Toxic RNAs labeled with Spinach2 in the nucleus of cells
In 2011, Dr. Jaffrey pioneered a technique that allows scientists to see RNAs in living cells. It uses an RNA tag called "Spinach" that emits a bright green fluorescence. In the Nature Methods study, Dr. Jaffrey and his colleagues improved this sequence to make it brighter in cells, and called it Spinach2. They engineered cells to express the toxic RNA that is made in FXTAS coupled to a Spinach2 tag. They were then able to observe this RNA in living brain cells.

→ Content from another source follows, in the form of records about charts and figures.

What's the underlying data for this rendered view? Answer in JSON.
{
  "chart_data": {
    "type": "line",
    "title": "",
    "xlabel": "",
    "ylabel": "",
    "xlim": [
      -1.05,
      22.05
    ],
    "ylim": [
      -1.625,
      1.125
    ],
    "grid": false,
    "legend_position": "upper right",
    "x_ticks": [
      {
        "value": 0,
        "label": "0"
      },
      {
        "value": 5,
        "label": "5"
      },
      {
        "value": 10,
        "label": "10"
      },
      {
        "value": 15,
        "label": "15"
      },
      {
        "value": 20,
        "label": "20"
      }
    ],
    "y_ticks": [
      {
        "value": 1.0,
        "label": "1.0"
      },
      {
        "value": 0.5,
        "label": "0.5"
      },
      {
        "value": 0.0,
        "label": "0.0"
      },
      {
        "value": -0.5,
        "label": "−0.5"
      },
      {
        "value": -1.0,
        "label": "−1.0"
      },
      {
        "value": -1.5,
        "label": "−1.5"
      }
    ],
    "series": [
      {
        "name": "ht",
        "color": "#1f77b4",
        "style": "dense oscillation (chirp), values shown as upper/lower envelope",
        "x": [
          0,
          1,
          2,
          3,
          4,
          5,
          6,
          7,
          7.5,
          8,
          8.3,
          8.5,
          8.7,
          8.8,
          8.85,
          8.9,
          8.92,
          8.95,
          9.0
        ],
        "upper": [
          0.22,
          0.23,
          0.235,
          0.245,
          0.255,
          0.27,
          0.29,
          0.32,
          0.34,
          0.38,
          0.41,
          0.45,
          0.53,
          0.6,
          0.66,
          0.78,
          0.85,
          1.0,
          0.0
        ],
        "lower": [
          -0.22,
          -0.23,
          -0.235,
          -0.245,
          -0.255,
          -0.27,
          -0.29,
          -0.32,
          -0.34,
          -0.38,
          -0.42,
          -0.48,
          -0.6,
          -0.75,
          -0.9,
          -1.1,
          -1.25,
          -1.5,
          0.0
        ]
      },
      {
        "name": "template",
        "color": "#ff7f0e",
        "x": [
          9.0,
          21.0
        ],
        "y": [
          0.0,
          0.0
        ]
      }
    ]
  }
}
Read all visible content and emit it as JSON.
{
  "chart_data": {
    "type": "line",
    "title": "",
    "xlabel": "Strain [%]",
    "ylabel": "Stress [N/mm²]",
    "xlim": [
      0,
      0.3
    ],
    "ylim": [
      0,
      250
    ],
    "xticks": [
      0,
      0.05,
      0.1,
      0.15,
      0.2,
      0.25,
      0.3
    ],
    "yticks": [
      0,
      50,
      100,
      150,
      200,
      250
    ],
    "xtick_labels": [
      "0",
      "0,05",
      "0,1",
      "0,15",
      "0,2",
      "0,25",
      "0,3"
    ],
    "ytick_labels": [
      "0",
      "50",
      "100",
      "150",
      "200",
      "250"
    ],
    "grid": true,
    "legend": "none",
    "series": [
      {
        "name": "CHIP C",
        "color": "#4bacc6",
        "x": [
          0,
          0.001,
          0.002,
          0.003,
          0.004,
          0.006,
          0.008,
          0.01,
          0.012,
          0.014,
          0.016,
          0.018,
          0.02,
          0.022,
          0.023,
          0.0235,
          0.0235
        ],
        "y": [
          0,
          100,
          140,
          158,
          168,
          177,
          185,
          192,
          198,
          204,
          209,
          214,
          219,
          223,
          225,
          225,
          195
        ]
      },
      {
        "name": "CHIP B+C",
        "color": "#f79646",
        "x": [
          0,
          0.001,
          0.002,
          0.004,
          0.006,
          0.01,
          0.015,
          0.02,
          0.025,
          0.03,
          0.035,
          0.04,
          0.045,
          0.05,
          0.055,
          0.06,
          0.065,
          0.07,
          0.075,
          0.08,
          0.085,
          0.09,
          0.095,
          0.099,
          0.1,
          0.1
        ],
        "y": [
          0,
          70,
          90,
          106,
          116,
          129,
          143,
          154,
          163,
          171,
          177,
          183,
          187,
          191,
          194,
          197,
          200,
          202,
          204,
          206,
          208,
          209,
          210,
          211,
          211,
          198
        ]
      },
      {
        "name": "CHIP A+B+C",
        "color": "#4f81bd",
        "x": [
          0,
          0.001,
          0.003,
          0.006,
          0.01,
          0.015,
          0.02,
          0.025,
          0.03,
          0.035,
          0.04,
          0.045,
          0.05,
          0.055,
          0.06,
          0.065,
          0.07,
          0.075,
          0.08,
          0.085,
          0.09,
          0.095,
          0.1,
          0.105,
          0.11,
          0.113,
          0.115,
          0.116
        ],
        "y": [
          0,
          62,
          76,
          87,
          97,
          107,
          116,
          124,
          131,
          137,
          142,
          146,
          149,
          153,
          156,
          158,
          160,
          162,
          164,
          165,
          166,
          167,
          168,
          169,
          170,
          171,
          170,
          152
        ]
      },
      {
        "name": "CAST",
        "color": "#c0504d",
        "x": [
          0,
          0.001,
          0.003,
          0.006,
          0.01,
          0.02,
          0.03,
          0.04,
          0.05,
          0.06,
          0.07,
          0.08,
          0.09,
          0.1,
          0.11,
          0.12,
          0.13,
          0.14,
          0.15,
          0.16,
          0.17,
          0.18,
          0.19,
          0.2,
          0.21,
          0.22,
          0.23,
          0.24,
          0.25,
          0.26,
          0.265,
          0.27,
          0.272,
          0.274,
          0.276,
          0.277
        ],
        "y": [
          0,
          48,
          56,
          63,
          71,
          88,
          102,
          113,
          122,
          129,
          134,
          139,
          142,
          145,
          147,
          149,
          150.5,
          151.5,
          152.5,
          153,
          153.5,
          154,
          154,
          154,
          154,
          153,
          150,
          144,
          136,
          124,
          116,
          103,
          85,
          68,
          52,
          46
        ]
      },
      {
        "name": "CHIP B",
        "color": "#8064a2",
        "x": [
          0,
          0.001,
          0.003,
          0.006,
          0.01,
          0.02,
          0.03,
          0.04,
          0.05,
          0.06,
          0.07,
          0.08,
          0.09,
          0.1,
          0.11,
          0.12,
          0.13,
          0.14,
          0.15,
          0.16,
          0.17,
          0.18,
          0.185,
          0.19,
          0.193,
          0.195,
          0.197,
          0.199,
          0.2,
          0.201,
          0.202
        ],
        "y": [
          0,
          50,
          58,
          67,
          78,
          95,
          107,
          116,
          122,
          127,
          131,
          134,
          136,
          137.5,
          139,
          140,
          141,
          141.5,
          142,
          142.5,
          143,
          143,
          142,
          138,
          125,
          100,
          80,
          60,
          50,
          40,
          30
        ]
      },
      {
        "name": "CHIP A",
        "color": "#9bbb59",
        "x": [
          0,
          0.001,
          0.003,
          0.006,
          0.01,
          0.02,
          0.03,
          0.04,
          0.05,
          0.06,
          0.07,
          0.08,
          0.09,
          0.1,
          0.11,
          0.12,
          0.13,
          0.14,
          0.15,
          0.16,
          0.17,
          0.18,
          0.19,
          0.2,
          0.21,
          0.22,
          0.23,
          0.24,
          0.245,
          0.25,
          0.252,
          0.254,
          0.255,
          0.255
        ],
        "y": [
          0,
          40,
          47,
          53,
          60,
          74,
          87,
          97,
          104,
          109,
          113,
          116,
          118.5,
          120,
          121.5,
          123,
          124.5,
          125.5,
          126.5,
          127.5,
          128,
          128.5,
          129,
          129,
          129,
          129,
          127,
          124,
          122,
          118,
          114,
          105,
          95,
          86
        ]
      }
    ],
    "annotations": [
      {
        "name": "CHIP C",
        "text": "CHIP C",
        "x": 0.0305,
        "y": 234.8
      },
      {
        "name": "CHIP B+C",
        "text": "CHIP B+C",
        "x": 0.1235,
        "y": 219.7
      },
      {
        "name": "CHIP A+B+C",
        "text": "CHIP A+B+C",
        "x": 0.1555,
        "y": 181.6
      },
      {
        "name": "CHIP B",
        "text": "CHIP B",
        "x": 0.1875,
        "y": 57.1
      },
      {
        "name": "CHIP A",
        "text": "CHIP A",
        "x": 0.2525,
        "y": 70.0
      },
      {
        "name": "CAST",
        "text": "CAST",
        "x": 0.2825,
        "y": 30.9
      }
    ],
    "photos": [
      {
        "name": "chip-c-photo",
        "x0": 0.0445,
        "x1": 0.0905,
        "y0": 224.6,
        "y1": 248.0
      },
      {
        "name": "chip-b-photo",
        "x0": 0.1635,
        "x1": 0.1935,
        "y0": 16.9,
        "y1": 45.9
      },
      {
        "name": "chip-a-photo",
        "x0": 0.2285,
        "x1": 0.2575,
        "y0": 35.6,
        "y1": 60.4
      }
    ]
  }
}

"Although we saw that the toxic RNAs form aggregates in cells, we also observed that these clumps were highly mobile in the nucleus. This made us ask whether we could disrupt these aggregates using small molecules, and so we screened a small library of compounds to see if that were possible," Dr. Jaffrey says. "When we added one of these compounds, we could see the aggregates dissolve in less than two hours." While the compound they used appeared to be toxic to cells -- and so would not be a good candidate for drug therapy -- the experiment showed that these RNA aggregates can be eliminated from cells, Dr. Jaffrey says.
The RNA imaging technology will help tease apart other mysterious maladies in the brain, he adds. "Many other neurological diseases are caused by RNA aggregates, and our study highlights the possibility that RNA aggregates in diverse diseases can be imaged in living cells," he says. "We can then test the ability of potentially therapeutic small molecules to tear apart these toxic aggregates -- and we can do it in living color."